Lorsque Delphine parut, la critique ne put pas se contenir. Toutes ces opinions, en effet, sur la religion, sur la politique, sur le mariage, datées de 90 et de 92 dans le roman, étaient d’un singulier à-propos en 1802, et touchaient à des animosités de nouveau flagrantes. Le Journal des Débats (décembre 1802) publia un article signé A, c’est-à-dire de M. Feletz, article persifflant, aigre-doux, plein d’égratignures, mais strictement poli. « Rien de plus dangereux et de plus immoral que les principes répandus dans cet ouvrage… Oubliant les principes dans lesquels elle a été élevée, même dans une famille protestante, la fille de M. Necker, de l’auteur des Opinions religieuses, méprise la révélation ; la fille de Mme Necker, de l’auteur d’un ouvrage contre le divorce, fait de longues apologies du divorce. » En somme, Delphine était appelée « un très mauvais ouvrage écrit avec beaucoup d’esprit et de talent. » Cet article parut peu suffisant, je pense ; car la même feuille inséra quelques jours après (4 et 9 janvier 1803) deux lettres adressées à Mme de Staël et signées l’Admireur ; elles sont de M. Michaud.
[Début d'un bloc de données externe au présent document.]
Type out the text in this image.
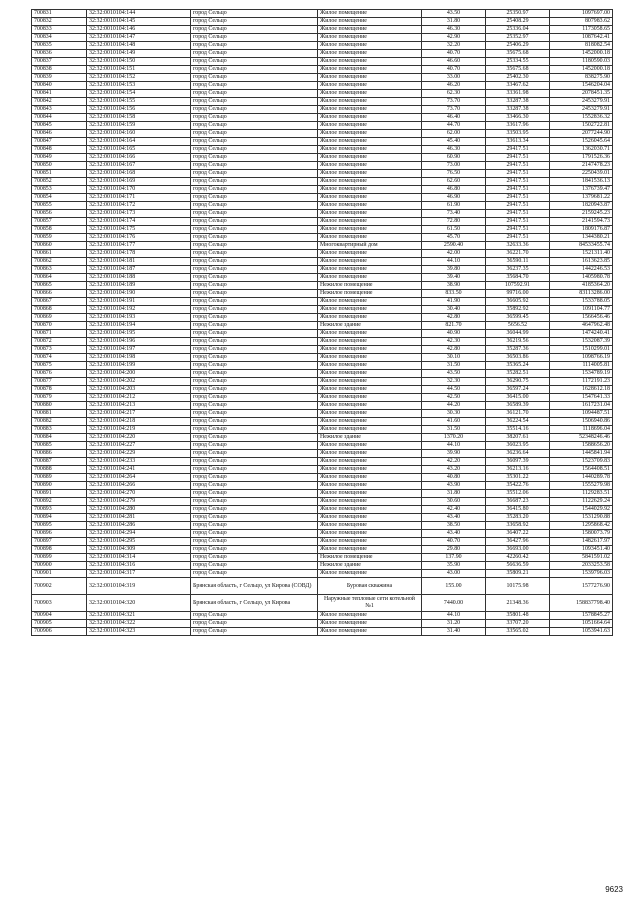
700831	32:32:0010104:144	город Сельцо	Жилое помещение	43.50	25350.97	1097697.00
700832	32:32:0010104:145	город Сельцо	Жилое помещение	31.80	25408.29	807983.62
700833	32:32:0010104:146	город Сельцо	Жилое помещение	46.30	25336.04	1173058.65
700834	32:32:0010104:147	город Сельцо	Жилое помещение	42.90	25352.97	1087642.41
700835	32:32:0010104:148	город Сельцо	Жилое помещение	32.20	25406.29	818082.54
700836	32:32:0010104:149	город Сельцо	Жилое помещение	40.70	35675.68	1452000.18
700837	32:32:0010104:150	город Сельцо	Жилое помещение	46.60	25334.55	1180590.03
700838	32:32:0010104:151	город Сельцо	Жилое помещение	40.70	35675.68	1452000.18
700839	32:32:0010104:152	город Сельцо	Жилое помещение	33.00	25402.30	838275.90
700840	32:32:0010104:153	город Сельцо	Жилое помещение	46.20	33467.62	1546204.04
700841	32:32:0010104:154	город Сельцо	Жилое помещение	62.30	33361.98	2078451.35
700842	32:32:0010104:155	город Сельцо	Жилое помещение	73.70	33287.38	2453279.91
700843	32:32:0010104:156	город Сельцо	Жилое помещение	73.70	33287.38	2453279.91
700844	32:32:0010104:158	город Сельцо	Жилое помещение	46.40	33466.30	1552836.32
700845	32:32:0010104:159	город Сельцо	Жилое помещение	44.70	33617.96	1502722.81
700846	32:32:0010104:160	город Сельцо	Жилое помещение	62.00	33503.95	2077244.90
700847	32:32:0010104:164	город Сельцо	Жилое помещение	45.40	33613.34	1526045.64
700848	32:32:0010104:165	город Сельцо	Жилое помещение	46.30	29417.51	1362030.71
700849	32:32:0010104:166	город Сельцо	Жилое помещение	60.90	29417.51	1791526.36
700850	32:32:0010104:167	город Сельцо	Жилое помещение	73.00	29417.51	2147478.23
700851	32:32:0010104:168	город Сельцо	Жилое помещение	76.50	29417.51	2250439.01
700852	32:32:0010104:169	город Сельцо	Жилое помещение	62.60	29417.51	1841536.13
700853	32:32:0010104:170	город Сельцо	Жилое помещение	46.80	29417.51	1376739.47
700854	32:32:0010104:171	город Сельцо	Жилое помещение	46.90	29417.51	1379681.22
700855	32:32:0010104:172	город Сельцо	Жилое помещение	61.90	29417.51	1820943.87
700856	32:32:0010104:173	город Сельцо	Жилое помещение	73.40	29417.51	2159245.23
700857	32:32:0010104:174	город Сельцо	Жилое помещение	72.80	29417.51	2141594.73
700858	32:32:0010104:175	город Сельцо	Жилое помещение	61.50	29417.51	1809176.87
700859	32:32:0010104:176	город Сельцо	Жилое помещение	45.70	29417.51	1344380.21
700860	32:32:0010104:177	город Сельцо	Многоквартирный дом	2590.40	32633.36	84533455.74
700861	32:32:0010104:178	город Сельцо	Жилое помещение	42.00	36221.70	1521311.40
700862	32:32:0010104:181	город Сельцо	Жилое помещение	44.10	36590.11	1613623.85
700863	32:32:0010104:187	город Сельцо	Жилое помещение	39.80	36237.35	1442246.53
700864	32:32:0010104:188	город Сельцо	Жилое помещение	39.40	35684.70	1405980.78
700865	32:32:0010104:189	город Сельцо	Нежилое помещение	38.90	107592.91	4185364.20
700866	32:32:0010104:190	город Сельцо	Нежилое помещение	833.50	99716.00	83113286.00
700867	32:32:0010104:191	город Сельцо	Жилое помещение	41.90	36605.92	1533788.05
700868	32:32:0010104:192	город Сельцо	Жилое помещение	30.40	35892.92	1091104.77
700869	32:32:0010104:193	город Сельцо	Жилое помещение	42.80	36599.45	1566456.46
700870	32:32:0010104:194	город Сельцо	Нежилое здание	821.70	5656.52	4647962.48
700871	32:32:0010104:195	город Сельцо	Жилое помещение	40.90	36044.99	1474240.41
700872	32:32:0010104:196	город Сельцо	Жилое помещение	42.30	36219.56	1532087.39
700873	32:32:0010104:197	город Сельцо	Жилое помещение	42.80	35287.36	1510299.01
700874	32:32:0010104:198	город Сельцо	Жилое помещение	30.10	36503.86	1098766.19
700875	32:32:0010104:199	город Сельцо	Жилое помещение	31.50	35365.24	1114005.81
700876	32:32:0010104:200	город Сельцо	Жилое помещение	43.50	35282.51	1534789.19
700877	32:32:0010104:202	город Сельцо	Жилое помещение	32.30	36290.75	1172191.23
700878	32:32:0010104:203	город Сельцо	Жилое помещение	44.50	36597.24	1628612.18
700879	32:32:0010104:212	город Сельцо	Жилое помещение	42.50	36415.00	1547641.33
700880	32:32:0010104:213	город Сельцо	Жилое помещение	44.20	36589.39	1617231.04
700881	32:32:0010104:217	город Сельцо	Жилое помещение	30.30	36121.70	1094487.51
700882	32:32:0010104:218	город Сельцо	Жилое помещение	41.60	36224.54	1506940.86
700883	32:32:0010104:219	город Сельцо	Жилое помещение	31.50	35514.16	1118696.04
700884	32:32:0010104:220	город Сельцо	Нежилое здание	1370.20	38207.61	52348246.46
700885	32:32:0010104:227	город Сельцо	Жилое помещение	44.10	36023.95	1588656.20
700886	32:32:0010104:229	город Сельцо	Жилое помещение	39.90	36236.64	1445841.94
700887	32:32:0010104:233	город Сельцо	Жилое помещение	42.20	36097.39	1523709.83
700888	32:32:0010104:241	город Сельцо	Жилое помещение	43.20	36213.16	1564408.51
700889	32:32:0010104:264	город Сельцо	Жилое помещение	40.80	35301.22	1440289.78
700890	32:32:0010104:266	город Сельцо	Жилое помещение	43.90	35422.76	1555279.98
700891	32:32:0010104:270	город Сельцо	Жилое помещение	31.80	35512.06	1129283.51
700892	32:32:0010104:279	город Сельцо	Жилое помещение	30.60	36687.23	1122629.24
700893	32:32:0010104:280	город Сельцо	Жилое помещение	42.40	36415.80	1544029.92
700894	32:32:0010104:281	город Сельцо	Жилое помещение	43.40	35283.20	1531290.88
700895	32:32:0010104:286	город Сельцо	Жилое помещение	38.50	33658.92	1295868.42
700896	32:32:0010104:294	город Сельцо	Жилое помещение	43.40	36407.22	1580073.79
700897	32:32:0010104:295	город Сельцо	Жилое помещение	40.70	36427.96	1482617.97
700898	32:32:0010104:309	город Сельцо	Жилое помещение	29.80	36693.00	1093451.40
700899	32:32:0010104:314	город Сельцо	Нежилое помещение	137.90	42260.42	5841591.02
700900	32:32:0010104:316	город Сельцо	Нежилое здание	35.90	56636.59	2033253.58
700901	32:32:0010104:317	город Сельцо	Жилое помещение	43.00	35809.21	1539796.03
700902	32:32:0010104:319	Брянская область, г Сельцо, ул Кирова (СОВД)	Буровая скважина	155.00	10175.98	1577276.90
700903	32:32:0010104:320	Брянская область, г Сельцо, ул Кирова	Наружные тепловые сети котельной №1	7440.00	21348.36	158837798.40
700904	32:32:0010104:321	город Сельцо	Жилое помещение	44.10	35801.48	1578845.27
700905	32:32:0010104:322	город Сельцо	Жилое помещение	31.20	33707.20	1051664.64
700906	32:32:0010104:323	город Сельцо	Жилое помещение	31.40	33565.02	1053941.63
9623
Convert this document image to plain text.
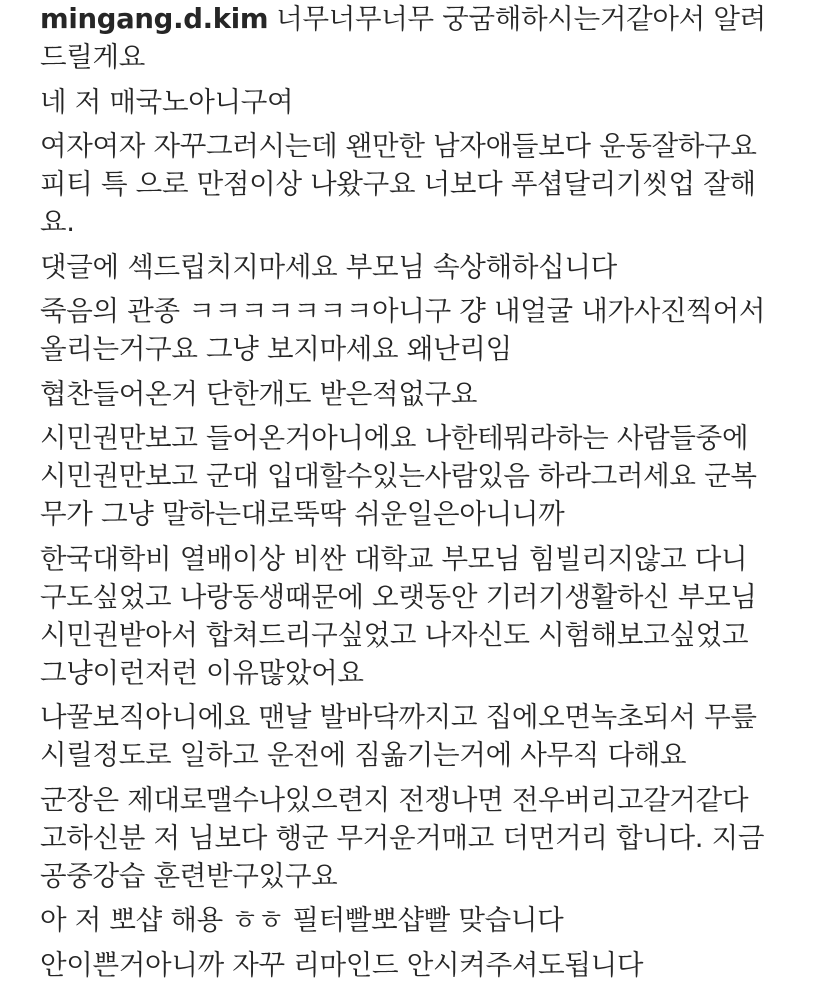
mingang.d.kim 너무너무너무 궁굼해하시는거같아서 알려
드릴게요
네 저 매국노아니구여
여자여자 자꾸그러시는데 왠만한 남자애들보다 운동잘하구요
피티 특 으로 만점이상 나왔구요 너보다 푸셥달리기씻업 잘해
요.
댓글에 섹드립치지마세요 부모님 속상해하십니다
죽음의 관종 ㅋㅋㅋㅋㅋㅋㅋ아니구 걍 내얼굴 내가사진찍어서
올리는거구요 그냥 보지마세요 왜난리임
협찬들어온거 단한개도 받은적없구요
시민권만보고 들어온거아니에요 나한테뭐라하는 사람들중에
시민권만보고 군대 입대할수있는사람있음 하라그러세요 군복
무가 그냥 말하는대로뚝딱 쉬운일은아니니까
한국대학비 열배이상 비싼 대학교 부모님 힘빌리지않고 다니
구도싶었고 나랑동생때문에 오랫동안 기러기생활하신 부모님
시민권받아서 합쳐드리구싶었고 나자신도 시험해보고싶었고
그냥이런저런 이유많았어요
나꿀보직아니에요 맨날 발바닥까지고 집에오면녹초되서 무릎
시릴정도로 일하고 운전에 짐옮기는거에 사무직 다해요
군장은 제대로맬수나있으련지 전쟁나면 전우버리고갈거같다
고하신분 저 님보다 행군 무거운거매고 더먼거리 합니다. 지금
공중강습 훈련받구있구요
아 저 뽀샵 해용 ㅎㅎ 필터빨뽀샵빨 맞습니다
안이쁜거아니까 자꾸 리마인드 안시켜주셔도됩니다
L’homme d’esprit et de goût, qui s’est porté à ces attaques, jeune, sous une inspiration de parti et dans l’entraînement des querelles dont il est revenu en sage, nous excusera de noter une trop blessante virulence. La première lettre se prenait aux caractères du roman qui est jugé immoral ; Delphine s’y voit con-

  1. Voir la notice sur M. J. Chénier, en tête de ses œuvres, par M. Daunou.